Bordsteinkanten, Türschwellen, Treppenstufen, hohe Türgriffe - für die meisten Menschen stellt nichts davon wirklich ein Problem dar. Oft wird aber vergessen, welche erheblichen Nachteile für einen Teil der Gesellschaft entstehen, wenn nicht barrierefrei gebaut wird. In der Mittelschule "Am Lauterberg" ist das anders: Dort wird niemand aufgrund baulicher Gegebenheiten im Gebäude ausgeschlossen. Deshalb ist die Schule jetzt mit dem Signet "Bayern barrierefrei" ausgezeichnet worden. Ein Zeichen dafür, dass die Einrichtung nicht nur auf einen Großteil der Menschen angepasst wurde, sondern auf alle, die dort lernen und arbeiten.

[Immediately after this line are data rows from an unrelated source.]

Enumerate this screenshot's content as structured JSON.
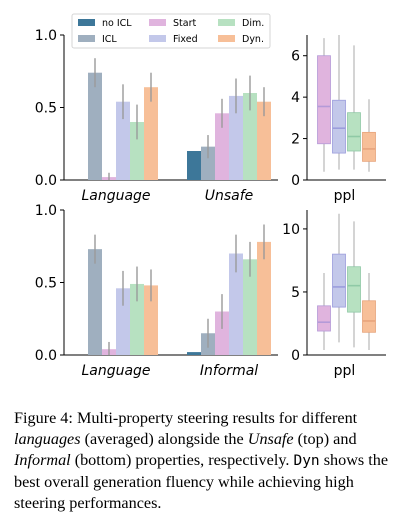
{
  "colors": {
    "no_icl": "#3d7799",
    "icl": "#9fafbf",
    "start": "#e0b4de",
    "fixed": "#c3c8ea",
    "dim": "#b7e1c1",
    "dyn": "#f7bf98",
    "box_median_start": "#b49ad8",
    "box_median_fixed": "#9b9ddc",
    "box_median_dim": "#8fc9a6",
    "box_median_dyn": "#e7a47c"
  },
  "legend": [
    {
      "key": "no_icl",
      "label": "no ICL"
    },
    {
      "key": "icl",
      "label": "ICL"
    },
    {
      "key": "start",
      "label": "Start"
    },
    {
      "key": "fixed",
      "label": "Fixed"
    },
    {
      "key": "dim",
      "label": "Dim."
    },
    {
      "key": "dyn",
      "label": "Dyn."
    }
  ],
  "chart_data": [
    {
      "type": "bar",
      "panel": "top-left",
      "categories": [
        "Language",
        "Unsafe"
      ],
      "series_keys": [
        "no_icl",
        "icl",
        "start",
        "fixed",
        "dim",
        "dyn"
      ],
      "series": [
        {
          "name": "no ICL",
          "values": [
            null,
            0.2
          ],
          "err": [
            null,
            null
          ]
        },
        {
          "name": "ICL",
          "values": [
            0.74,
            0.23
          ],
          "err": [
            0.1,
            0.08
          ]
        },
        {
          "name": "Start",
          "values": [
            0.02,
            0.46
          ],
          "err": [
            0.03,
            0.1
          ]
        },
        {
          "name": "Fixed",
          "values": [
            0.54,
            0.58
          ],
          "err": [
            0.12,
            0.12
          ]
        },
        {
          "name": "Dim.",
          "values": [
            0.4,
            0.6
          ],
          "err": [
            0.12,
            0.12
          ]
        },
        {
          "name": "Dyn.",
          "values": [
            0.64,
            0.54
          ],
          "err": [
            0.1,
            0.1
          ]
        }
      ],
      "ylim": [
        0,
        1.0
      ],
      "yticks": [
        "0.0",
        "0.5",
        "1.0"
      ],
      "legend_position": "top"
    },
    {
      "type": "box",
      "panel": "top-right",
      "xlabel": "ppl",
      "series_keys": [
        "start",
        "fixed",
        "dim",
        "dyn"
      ],
      "boxes": [
        {
          "name": "Start",
          "whisker_low": 0.4,
          "q1": 1.75,
          "median": 3.55,
          "q3": 6.0,
          "whisker_high": 6.85
        },
        {
          "name": "Fixed",
          "whisker_low": 0.5,
          "q1": 1.3,
          "median": 2.5,
          "q3": 3.85,
          "whisker_high": 7.0
        },
        {
          "name": "Dim.",
          "whisker_low": 0.5,
          "q1": 1.4,
          "median": 2.1,
          "q3": 3.25,
          "whisker_high": 6.5
        },
        {
          "name": "Dyn.",
          "whisker_low": 0.4,
          "q1": 0.9,
          "median": 1.5,
          "q3": 2.3,
          "whisker_high": 3.9
        }
      ],
      "ylim": [
        0,
        7
      ],
      "yticks": [
        "0",
        "2",
        "4",
        "6"
      ]
    },
    {
      "type": "bar",
      "panel": "bottom-left",
      "categories": [
        "Language",
        "Informal"
      ],
      "series_keys": [
        "no_icl",
        "icl",
        "start",
        "fixed",
        "dim",
        "dyn"
      ],
      "series": [
        {
          "name": "no ICL",
          "values": [
            null,
            0.02
          ],
          "err": [
            null,
            null
          ]
        },
        {
          "name": "ICL",
          "values": [
            0.73,
            0.15
          ],
          "err": [
            0.1,
            0.1
          ]
        },
        {
          "name": "Start",
          "values": [
            0.04,
            0.3
          ],
          "err": [
            0.05,
            0.12
          ]
        },
        {
          "name": "Fixed",
          "values": [
            0.46,
            0.7
          ],
          "err": [
            0.12,
            0.13
          ]
        },
        {
          "name": "Dim.",
          "values": [
            0.49,
            0.66
          ],
          "err": [
            0.12,
            0.12
          ]
        },
        {
          "name": "Dyn.",
          "values": [
            0.48,
            0.78
          ],
          "err": [
            0.11,
            0.12
          ]
        }
      ],
      "ylim": [
        0,
        1.0
      ],
      "yticks": [
        "0.0",
        "0.5",
        "1.0"
      ]
    },
    {
      "type": "box",
      "panel": "bottom-right",
      "xlabel": "ppl",
      "series_keys": [
        "start",
        "fixed",
        "dim",
        "dyn"
      ],
      "boxes": [
        {
          "name": "Start",
          "whisker_low": 0.4,
          "q1": 1.9,
          "median": 2.6,
          "q3": 3.9,
          "whisker_high": 6.5
        },
        {
          "name": "Fixed",
          "whisker_low": 1.0,
          "q1": 3.8,
          "median": 5.4,
          "q3": 8.0,
          "whisker_high": 11.2
        },
        {
          "name": "Dim.",
          "whisker_low": 0.6,
          "q1": 3.4,
          "median": 5.5,
          "q3": 7.0,
          "whisker_high": 10.6
        },
        {
          "name": "Dyn.",
          "whisker_low": 0.4,
          "q1": 1.8,
          "median": 2.7,
          "q3": 4.3,
          "whisker_high": 6.5
        }
      ],
      "ylim": [
        0,
        11.5
      ],
      "yticks": [
        "0",
        "5",
        "10"
      ]
    }
  ],
  "caption": {
    "p1": "Figure 4: Multi-property steering results for different ",
    "i1": "languages",
    "p2": " (averaged) alongside the ",
    "i2": "Unsafe",
    "p3": " (top) and ",
    "i3": "Informal",
    "p4": " (bottom) properties, respectively. ",
    "code": "Dyn",
    "p5": " shows the best overall generation fluency while achieving high steering performances."
  }
}
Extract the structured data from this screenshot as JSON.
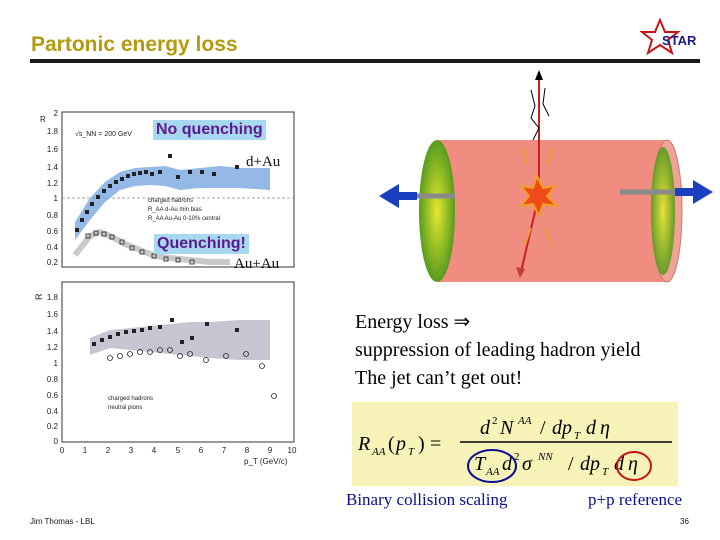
{
  "slide": {
    "title": "Partonic energy loss",
    "logo_text": "STAR",
    "annotations": {
      "no_quenching": "No quenching",
      "quenching": "Quenching!",
      "dau": "d+Au",
      "auau": "Au+Au"
    },
    "text_lines": [
      "Energy loss ⇒",
      "suppression of leading hadron yield",
      "The jet can’t get out!"
    ],
    "captions": {
      "binary": "Binary collision scaling",
      "pp": "p+p reference"
    },
    "footer": {
      "author": "Jim Thomas - LBL",
      "page": "36"
    },
    "plot": {
      "top_axis_label": "R",
      "side_axis_label": "R",
      "side_axis_sub": "AA",
      "energy_label": "√s_NN = 200 GeV",
      "top_legend": [
        "charged hadrons",
        "R_AA d-Au min bias",
        "R_AA Au-Au 0-10% central"
      ],
      "bottom_legend": [
        "charged hadrons",
        "neutral pions"
      ],
      "x_ticks": [
        "0",
        "1",
        "2",
        "3",
        "4",
        "5",
        "6",
        "7",
        "8",
        "9",
        "10"
      ],
      "x_axis_label": "p_T (GeV/c)",
      "y_ticks_top": [
        "2",
        "1.8",
        "1.6",
        "1.4",
        "1.2",
        "1",
        "0.8",
        "0.6",
        "0.4",
        "0.2"
      ],
      "y_ticks_bottom": [
        "1.8",
        "1.6",
        "1.4",
        "1.2",
        "1",
        "0.8",
        "0.6",
        "0.4",
        "0.2",
        "0"
      ]
    },
    "colors": {
      "title": "#b59a10",
      "tag_bg": "#a8d8f0",
      "tag_text": "#5b1a8c",
      "caption": "#0c0c96",
      "formula_bg": "#f7f2b8"
    }
  }
}
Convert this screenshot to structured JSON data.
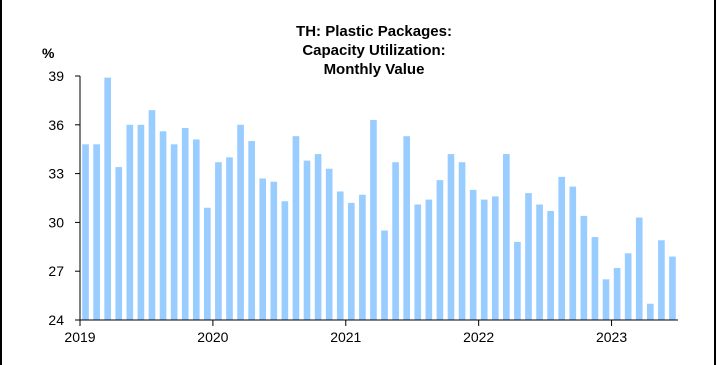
{
  "chart_data": {
    "type": "bar",
    "title": [
      "TH: Plastic Packages:",
      "Capacity Utilization:",
      "Monthly Value"
    ],
    "ylabel": "%",
    "xlabel": "",
    "ylim": [
      24,
      39
    ],
    "yticks": [
      24,
      27,
      30,
      33,
      36,
      39
    ],
    "xtick_labels": [
      "2019",
      "2020",
      "2021",
      "2022",
      "2023"
    ],
    "grid": false,
    "legend": "none",
    "bar_color": "#99ccff",
    "series": [
      {
        "values": [
          34.8,
          34.8,
          38.9,
          33.4,
          36.0,
          36.0,
          36.9,
          35.6,
          34.8,
          35.8,
          35.1,
          30.9,
          33.7,
          34.0,
          36.0,
          35.0,
          32.7,
          32.5,
          31.3,
          35.3,
          33.8,
          34.2,
          33.3,
          31.9,
          31.2,
          31.7,
          36.3,
          29.5,
          33.7,
          35.3,
          31.1,
          31.4,
          32.6,
          34.2,
          33.7,
          32.0,
          31.4,
          31.6,
          34.2,
          28.8,
          31.8,
          31.1,
          30.7,
          32.8,
          32.2,
          30.4,
          29.1,
          26.5,
          27.2,
          28.1,
          30.3,
          25.0,
          28.9,
          27.9
        ]
      }
    ],
    "start": "2019-01",
    "frequency": "monthly"
  }
}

Bei der Mittelschule und der Gemeinde als Sachaufwandsträger haben sie sich schon vor geraumer Zeit dazu entschieden, diesen Schritt zu gehen: Ja zu sagen zur Inklusion. Ja zum Abbauen von Barrieren. Dass es dabei sowohl physische, aber auch um Barrieren im Kopf geht, wurde deutlich, als bei der Verleihung des Signets "Bayern barrierefrei" auch über die Erfahrungen, Schwierigkeiten und den Errungenschaften des Projektes gesprochen wurde. Schon seit Jahren praktiziert die Mittelschule in Lautertal im Zusammenschluss mit der Partnerschule in Coburg, der "Schule am Hofgarten", ein Inklusionskonzept. Bei diesem geht es um gemeinsame Wandertage oder Aufenthalte im Schullandheim, aber auch um eine integrative Klasse, bei der behinderte und nicht behinderte Kinder gemeinsam zum Schulabschluss geführt werden.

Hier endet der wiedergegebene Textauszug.